Das Fußvolk der Fünf-Sterne-Bewegung rieb sich am Sonntag ungläubig die Augen. In Beppe Grillos Blog, dem wichtigsten Medium der Bewegung, wurde Premier Matteo Renzi nicht wie gewohnt als "Trottel aus der Provinz" oder als "infamer Lügner" gebrandmarkt. Was dort zu lesen stand, kam vielmehr einer radikalen Kehrtwende gleich. Beppe Grillo und Roberto Casaleggio, die beiden Gründer des Movimento 5 Stelle, boten dem vielgeschmähten Regierungschef plötzlich einen Dialog an. Man könne sich zusammensetzen und gemeinsam über das neue Wahlgesetz diskutieren - so die überraschende Botschaft.

In 1600 Postings gerieten sich Grillos Anhänger umgehend in die Haare. Verrat an den eigenen Prinzipien oder längst fällige Abkehr vom Kurs totaler Konfrontation? Drei Wochen nach ihrem Misserfolg bei der EU-Wahl rückte Grillo deutlich vom Vorwurf des Wahlschwindels ab. Renzi sei durch das Ergebnis legitimiert worden. Die Bewegung sei an einem Gespräch über das neue Wahlrecht interessiert.

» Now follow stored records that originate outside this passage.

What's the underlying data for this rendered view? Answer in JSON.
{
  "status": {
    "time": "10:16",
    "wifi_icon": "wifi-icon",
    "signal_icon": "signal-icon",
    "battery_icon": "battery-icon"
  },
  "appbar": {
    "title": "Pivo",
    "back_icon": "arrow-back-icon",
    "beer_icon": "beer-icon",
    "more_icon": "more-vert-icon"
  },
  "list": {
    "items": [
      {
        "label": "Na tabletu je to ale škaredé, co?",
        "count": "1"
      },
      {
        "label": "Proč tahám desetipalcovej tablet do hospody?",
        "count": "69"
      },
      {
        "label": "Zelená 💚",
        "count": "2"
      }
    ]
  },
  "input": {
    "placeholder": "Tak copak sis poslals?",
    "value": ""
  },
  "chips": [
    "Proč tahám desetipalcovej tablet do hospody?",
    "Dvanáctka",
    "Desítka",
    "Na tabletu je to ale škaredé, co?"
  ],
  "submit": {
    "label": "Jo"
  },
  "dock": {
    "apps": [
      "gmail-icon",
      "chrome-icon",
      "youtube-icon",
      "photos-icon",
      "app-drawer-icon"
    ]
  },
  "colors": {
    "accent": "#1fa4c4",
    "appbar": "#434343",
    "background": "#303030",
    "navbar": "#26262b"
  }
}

Der Premier reagierte vorsichtig auf das überraschende Angebot. "Im Interesse des Landes setzten wir uns mit allen Parteien an einen Tisch. Aber wir wollen keine faulen Tricks." Als gewiefter Kommunikationsstratege knüpfte Renzi das Angebot an eine Bedingung: "Diesmal werden wir auf dem Streaming bestehen" - dem Prinzip der Fünf-Sterne-Bewegung, alle Begegnungen live im Internet zu übertragen. Eine Einigung erscheint schwierig, den Renzi wünscht ein Mehrheits-, die Bewegung ein Verhältniswahlrecht.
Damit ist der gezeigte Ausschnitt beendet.